Apache Gobblin (v0.15): Getting Started Guide

Distributed & Highly Scalable Data Integration Platform

8 min readNov 18, 2020

Introduction:

Apache Gobblin is a distributed data integration framework that simplifies common aspects of big data integration such as data ingestion, replication, and data management for both streaming and batch data ecosystems.

Brief history:

Apache Gobblin was open-sourced by LinkedIn’s data infrastructure engg. team back in 2015 and it's was under Apache incubation for a couple of years and has been a top-level apache project since Jan, 2021. It started as a framework that primarily focused on solving the Hadoop data ingestion problem, but later evolved into a universal ingestion framework supporting many sources and target systems.

Apache Gobblin has released its latest 0.15 version that brings a lot of features and bug-fixes to the already stable platform. It also tries to address the new user learning curve and simplifies the on-boarding for new developers. This blog aims to serve as a getting started guide for many data infra developers who are looking to use Apache Gobblin for their data movement and integration needs.

Let’s dig into the details of Apache Gobblin.

Prepare Env.

# Requires Java >= 1.8 (use Jenv to manage multiple Java versions)
java -version#optional
mkdir -p ~/src/apache; cd ~/src/apachegit clone https://github.com/apache/incubator-gobblin.git gobblin;
cd gobblin;#Gobblin use graddle wrapper, so download it and add to source dir
curl --insecure -L https://github.com/apache/incubator-gobblin/raw/0.12.0/gradle/wrapper/gradle-wrapper.jar > gradle/wrapper/gradle-wrapper.jar

1. Build

Clone the repo and build the project: For the faster build, skip tests, Javadoc and checkstyle tasks.

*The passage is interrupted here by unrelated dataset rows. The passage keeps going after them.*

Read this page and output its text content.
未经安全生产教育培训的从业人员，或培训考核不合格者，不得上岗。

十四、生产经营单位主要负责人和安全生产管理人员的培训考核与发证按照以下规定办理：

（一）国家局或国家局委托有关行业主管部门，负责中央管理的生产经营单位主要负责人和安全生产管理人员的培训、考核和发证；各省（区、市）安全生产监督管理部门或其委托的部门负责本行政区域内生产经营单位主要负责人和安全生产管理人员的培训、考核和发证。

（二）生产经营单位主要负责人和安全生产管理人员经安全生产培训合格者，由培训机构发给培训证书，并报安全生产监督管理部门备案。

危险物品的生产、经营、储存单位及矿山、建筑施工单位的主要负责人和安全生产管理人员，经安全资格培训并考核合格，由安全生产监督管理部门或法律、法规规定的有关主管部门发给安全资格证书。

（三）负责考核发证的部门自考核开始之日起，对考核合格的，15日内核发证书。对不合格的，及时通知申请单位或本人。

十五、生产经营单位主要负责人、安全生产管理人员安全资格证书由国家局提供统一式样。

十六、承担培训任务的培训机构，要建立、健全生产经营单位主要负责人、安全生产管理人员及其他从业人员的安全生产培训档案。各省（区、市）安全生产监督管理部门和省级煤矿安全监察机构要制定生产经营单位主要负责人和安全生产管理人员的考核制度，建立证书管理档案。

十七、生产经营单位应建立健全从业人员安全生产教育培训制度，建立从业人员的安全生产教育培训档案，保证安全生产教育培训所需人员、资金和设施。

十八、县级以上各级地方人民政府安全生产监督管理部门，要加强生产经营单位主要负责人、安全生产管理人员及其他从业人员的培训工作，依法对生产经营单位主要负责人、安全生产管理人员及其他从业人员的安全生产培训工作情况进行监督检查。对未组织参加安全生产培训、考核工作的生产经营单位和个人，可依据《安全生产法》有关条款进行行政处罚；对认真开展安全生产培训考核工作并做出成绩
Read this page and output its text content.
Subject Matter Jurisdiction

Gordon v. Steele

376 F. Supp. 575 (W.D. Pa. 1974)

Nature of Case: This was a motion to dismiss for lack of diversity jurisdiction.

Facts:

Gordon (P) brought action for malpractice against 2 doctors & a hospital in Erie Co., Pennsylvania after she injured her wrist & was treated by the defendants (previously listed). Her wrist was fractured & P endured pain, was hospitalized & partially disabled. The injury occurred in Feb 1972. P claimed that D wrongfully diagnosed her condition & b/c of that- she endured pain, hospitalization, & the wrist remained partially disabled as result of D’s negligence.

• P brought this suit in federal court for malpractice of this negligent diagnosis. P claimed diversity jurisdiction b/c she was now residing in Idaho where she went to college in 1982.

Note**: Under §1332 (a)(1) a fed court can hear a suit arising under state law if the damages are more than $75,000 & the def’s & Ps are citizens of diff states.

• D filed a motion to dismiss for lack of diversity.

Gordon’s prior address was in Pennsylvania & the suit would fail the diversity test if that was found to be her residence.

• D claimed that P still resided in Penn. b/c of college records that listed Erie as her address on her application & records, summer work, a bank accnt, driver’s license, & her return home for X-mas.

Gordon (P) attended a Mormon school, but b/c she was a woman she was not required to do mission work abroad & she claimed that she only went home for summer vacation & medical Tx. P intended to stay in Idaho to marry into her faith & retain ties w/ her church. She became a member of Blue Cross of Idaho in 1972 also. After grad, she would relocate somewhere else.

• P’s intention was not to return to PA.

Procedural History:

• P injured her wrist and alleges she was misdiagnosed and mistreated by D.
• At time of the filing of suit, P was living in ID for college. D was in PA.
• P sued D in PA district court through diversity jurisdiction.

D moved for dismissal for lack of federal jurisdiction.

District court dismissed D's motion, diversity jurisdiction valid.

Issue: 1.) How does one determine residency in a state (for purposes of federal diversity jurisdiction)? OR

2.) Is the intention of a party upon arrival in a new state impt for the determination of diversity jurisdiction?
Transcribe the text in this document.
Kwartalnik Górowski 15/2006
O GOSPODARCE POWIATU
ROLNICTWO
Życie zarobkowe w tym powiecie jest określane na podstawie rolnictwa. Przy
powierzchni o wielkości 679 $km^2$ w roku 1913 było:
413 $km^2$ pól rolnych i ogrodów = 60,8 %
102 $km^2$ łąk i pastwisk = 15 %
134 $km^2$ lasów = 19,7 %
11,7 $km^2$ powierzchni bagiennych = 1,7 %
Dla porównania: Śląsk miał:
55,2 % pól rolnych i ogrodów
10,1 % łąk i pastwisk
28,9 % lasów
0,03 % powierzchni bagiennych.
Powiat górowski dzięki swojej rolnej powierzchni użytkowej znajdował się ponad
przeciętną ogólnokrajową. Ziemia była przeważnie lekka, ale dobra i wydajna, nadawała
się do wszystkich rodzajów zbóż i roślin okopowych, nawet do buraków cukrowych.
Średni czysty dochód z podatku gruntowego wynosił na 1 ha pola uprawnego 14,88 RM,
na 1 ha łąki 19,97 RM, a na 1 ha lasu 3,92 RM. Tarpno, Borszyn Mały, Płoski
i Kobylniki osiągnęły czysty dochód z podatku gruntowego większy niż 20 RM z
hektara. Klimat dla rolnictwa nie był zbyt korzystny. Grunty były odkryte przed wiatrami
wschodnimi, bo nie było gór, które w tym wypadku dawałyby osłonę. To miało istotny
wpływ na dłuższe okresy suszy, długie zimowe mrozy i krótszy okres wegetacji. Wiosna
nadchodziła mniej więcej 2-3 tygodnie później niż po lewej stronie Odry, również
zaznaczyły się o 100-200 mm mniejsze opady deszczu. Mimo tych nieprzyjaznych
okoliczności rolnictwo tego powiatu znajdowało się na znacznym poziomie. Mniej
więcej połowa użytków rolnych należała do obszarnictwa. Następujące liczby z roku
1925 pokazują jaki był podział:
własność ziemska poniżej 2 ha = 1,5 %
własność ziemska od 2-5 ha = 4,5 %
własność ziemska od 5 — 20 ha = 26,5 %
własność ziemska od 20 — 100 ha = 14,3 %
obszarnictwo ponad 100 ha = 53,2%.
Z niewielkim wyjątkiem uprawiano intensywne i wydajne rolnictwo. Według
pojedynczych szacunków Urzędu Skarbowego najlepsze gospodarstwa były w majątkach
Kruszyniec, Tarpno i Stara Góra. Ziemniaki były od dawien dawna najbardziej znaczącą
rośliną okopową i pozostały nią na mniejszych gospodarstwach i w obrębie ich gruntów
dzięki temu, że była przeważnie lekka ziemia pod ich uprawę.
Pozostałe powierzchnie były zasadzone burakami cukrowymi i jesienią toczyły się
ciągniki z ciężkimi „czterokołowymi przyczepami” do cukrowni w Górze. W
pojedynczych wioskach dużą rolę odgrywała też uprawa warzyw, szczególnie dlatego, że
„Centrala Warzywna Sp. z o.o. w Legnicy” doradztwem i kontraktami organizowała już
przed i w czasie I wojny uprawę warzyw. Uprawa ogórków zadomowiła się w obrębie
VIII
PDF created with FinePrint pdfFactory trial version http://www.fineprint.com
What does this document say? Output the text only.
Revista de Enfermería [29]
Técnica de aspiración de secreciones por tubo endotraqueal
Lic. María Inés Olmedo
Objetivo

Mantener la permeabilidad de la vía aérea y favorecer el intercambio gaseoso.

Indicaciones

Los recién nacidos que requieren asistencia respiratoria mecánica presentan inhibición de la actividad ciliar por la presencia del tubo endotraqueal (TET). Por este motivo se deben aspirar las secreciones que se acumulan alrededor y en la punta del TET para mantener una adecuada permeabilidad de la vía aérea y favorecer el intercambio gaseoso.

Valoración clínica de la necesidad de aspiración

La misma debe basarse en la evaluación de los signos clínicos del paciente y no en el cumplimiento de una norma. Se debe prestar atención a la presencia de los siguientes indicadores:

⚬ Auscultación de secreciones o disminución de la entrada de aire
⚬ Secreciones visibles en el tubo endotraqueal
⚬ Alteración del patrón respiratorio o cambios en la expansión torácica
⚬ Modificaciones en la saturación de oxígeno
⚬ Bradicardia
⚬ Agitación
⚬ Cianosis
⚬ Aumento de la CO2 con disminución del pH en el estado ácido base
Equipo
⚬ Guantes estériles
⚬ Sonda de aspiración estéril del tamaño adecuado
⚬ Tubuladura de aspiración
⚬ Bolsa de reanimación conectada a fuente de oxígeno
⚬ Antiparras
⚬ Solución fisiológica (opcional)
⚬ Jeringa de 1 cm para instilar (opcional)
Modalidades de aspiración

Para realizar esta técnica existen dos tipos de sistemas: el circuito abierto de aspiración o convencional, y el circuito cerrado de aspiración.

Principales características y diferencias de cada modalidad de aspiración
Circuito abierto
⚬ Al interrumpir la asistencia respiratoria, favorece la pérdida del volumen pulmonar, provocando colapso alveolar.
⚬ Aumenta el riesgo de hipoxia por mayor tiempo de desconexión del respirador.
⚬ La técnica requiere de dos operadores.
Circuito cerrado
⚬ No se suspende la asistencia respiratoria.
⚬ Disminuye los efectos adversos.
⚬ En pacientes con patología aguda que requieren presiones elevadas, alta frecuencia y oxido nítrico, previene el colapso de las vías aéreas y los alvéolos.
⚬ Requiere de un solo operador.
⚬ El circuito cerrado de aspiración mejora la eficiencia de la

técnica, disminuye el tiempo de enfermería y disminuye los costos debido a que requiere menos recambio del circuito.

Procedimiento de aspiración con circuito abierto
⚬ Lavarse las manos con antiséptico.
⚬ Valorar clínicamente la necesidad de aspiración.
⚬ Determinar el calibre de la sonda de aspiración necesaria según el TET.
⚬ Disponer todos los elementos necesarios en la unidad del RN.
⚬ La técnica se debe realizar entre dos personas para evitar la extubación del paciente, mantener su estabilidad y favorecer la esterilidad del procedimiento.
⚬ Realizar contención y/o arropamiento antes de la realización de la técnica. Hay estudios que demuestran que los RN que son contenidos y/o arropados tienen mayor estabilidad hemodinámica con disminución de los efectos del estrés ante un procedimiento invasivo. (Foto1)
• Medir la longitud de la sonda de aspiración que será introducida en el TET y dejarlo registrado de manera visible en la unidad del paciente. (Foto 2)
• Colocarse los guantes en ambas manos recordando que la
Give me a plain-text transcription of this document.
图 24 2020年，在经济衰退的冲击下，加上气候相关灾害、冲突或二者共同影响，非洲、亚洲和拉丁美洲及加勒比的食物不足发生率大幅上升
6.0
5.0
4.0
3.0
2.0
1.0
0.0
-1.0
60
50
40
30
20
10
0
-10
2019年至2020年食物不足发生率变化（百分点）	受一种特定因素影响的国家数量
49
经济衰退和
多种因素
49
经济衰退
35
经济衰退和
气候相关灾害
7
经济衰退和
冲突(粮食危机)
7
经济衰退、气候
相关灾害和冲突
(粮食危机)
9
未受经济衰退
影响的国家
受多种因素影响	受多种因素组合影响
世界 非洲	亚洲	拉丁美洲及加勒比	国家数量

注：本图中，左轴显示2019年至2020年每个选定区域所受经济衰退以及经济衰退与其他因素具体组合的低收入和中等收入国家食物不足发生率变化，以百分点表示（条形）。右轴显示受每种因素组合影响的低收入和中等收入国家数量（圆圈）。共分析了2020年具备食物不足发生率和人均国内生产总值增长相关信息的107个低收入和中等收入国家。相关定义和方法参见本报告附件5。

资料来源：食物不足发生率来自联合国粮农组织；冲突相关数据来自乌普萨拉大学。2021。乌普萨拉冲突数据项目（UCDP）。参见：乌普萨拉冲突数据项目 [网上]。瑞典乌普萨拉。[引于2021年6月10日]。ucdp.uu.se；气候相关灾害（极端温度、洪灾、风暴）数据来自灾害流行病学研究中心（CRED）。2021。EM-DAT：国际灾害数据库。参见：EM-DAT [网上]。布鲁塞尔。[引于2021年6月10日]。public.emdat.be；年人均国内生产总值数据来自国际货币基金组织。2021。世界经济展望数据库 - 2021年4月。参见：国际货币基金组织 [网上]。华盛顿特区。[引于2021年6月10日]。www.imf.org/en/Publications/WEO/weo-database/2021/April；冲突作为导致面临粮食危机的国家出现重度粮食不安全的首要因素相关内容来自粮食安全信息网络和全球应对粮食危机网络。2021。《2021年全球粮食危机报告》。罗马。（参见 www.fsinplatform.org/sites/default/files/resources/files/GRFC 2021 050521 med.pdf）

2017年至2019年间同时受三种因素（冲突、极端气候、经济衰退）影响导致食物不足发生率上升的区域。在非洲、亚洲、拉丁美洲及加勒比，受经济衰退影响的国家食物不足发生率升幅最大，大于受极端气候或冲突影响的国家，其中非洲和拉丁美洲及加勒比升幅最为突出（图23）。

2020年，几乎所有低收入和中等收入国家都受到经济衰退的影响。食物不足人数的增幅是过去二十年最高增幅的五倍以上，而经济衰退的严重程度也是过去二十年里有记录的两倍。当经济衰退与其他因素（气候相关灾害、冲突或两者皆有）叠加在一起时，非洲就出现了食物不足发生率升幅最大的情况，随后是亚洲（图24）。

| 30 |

./gradlew build -x findbugsMain -x rat -x checkstyleMain -x checkstyleTest -x test -x javadoc

2. Deploy

Setup the Apache Gobblin distribution: The build creates tar distribution, extract it.

mkdir -p /tools
tar -xvf apache-gobblin-incubating-bin-0.15.0.tar.gz /tools/
cd /tools/gobblin-dist

Let’s understand the structure of the Apache Gobblin distribution.

With recent release of Gobblin (0.15), It combines many scattered scripts into one standardized script with uniform features & functionality across all Gobblin executions modes(GOBBLIN-707). It really makes new user onboarding easy and improves the experience.

bin: contains gobblin.sh and gobblin-env.sh scripts that can manage all Gobblin processes including utilities. The 0.15 release of Apache Gobblin comes with many improvements that standardize and simplifies usage so all other scripts in bin are for backward compatibility only.
conf: Apache Gobblin (for most parts) uses the awesome lightbend (typesafe) config for java that uses HOCON syntax (much better than strict JSON). While starting the Gobblin process it will use conf/<execution-mode> dir to pick up configs from reference.conf and application.conf in that order. You can also override this location via --conf-dir parameter of gobblin.sh
lib: all required libraries and dependencies that are placed here and added to classpath.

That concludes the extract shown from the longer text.